The results should be really interesting. Robair described the stage setup as rather intimate, with the speakers surrounding Duff. So, rather than get sounds thrown at you from front-stage speakers, as is the norm, you get to hear the voices in Norton’s head, in a sense. Live video processing will be in the mix, too.
Robair also dropped off some recent recordings for the station’s library, including The White Album by The New Black, which is particularly exciting. Guess what color the cover is. More about this one later, when I post the playlist notes.
Later, The Bad Plus came by for an interview as well. Much different vibe; they’ve been doing this a lot, probably notching dozens of radio station stops over the years. After pausing for a coffee, they walked on in and didn’t need any directions before dutifully taking their seats at the interview table. The guys were certainly friendly, just very used to all this, and probably bracing for the same old questions.

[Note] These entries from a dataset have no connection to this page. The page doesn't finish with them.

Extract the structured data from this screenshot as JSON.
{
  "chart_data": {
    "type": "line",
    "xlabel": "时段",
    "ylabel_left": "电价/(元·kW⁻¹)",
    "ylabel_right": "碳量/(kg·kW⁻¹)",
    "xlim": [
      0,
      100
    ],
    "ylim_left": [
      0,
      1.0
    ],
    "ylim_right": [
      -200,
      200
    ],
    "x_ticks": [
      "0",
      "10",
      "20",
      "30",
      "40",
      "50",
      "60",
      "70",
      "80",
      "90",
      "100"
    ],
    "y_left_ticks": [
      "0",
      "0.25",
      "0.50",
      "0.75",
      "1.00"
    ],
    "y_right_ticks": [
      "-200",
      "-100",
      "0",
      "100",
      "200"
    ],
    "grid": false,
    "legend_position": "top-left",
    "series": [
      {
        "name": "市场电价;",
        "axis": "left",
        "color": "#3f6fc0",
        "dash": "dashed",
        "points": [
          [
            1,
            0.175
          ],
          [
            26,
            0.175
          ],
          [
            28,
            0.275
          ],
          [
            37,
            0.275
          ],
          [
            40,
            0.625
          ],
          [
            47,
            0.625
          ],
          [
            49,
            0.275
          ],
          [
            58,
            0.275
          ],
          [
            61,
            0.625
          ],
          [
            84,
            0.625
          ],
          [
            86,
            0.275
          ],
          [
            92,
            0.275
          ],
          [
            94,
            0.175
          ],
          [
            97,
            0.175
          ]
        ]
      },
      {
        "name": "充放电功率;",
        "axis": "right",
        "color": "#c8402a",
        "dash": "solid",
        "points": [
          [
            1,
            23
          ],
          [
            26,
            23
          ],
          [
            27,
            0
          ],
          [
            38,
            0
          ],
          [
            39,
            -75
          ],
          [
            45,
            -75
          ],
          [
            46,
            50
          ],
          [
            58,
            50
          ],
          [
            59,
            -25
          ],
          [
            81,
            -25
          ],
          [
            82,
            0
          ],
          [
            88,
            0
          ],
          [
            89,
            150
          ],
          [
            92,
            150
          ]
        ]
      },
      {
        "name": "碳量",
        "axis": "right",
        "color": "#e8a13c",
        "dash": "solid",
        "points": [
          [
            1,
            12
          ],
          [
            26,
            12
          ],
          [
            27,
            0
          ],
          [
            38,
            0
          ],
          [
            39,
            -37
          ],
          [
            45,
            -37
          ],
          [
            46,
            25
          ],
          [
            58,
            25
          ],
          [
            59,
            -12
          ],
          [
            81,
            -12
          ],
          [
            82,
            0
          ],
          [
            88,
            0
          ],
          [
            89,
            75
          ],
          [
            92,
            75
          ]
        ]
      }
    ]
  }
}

We did go over their background: how they knew each other living in the Minneapolis area, how they decided the band would be a way for each member to play with his own voice. How Wendy Lewis does vocals on their latest album.
For a change of pace, I did ask the guys about Buffalo Collision, which led into a discussion of how Ethan Iverson (piano) and David King (drums) had grown up listening to the likes of Tim Berne and Hank Roberts, who were recording together quite often at the time.
Buffalo Collision plays Sept. 20 at the Monterey Jazz Festival, and a trio version, minus Iverson, will be at The Independent in SF on Monday the 21st.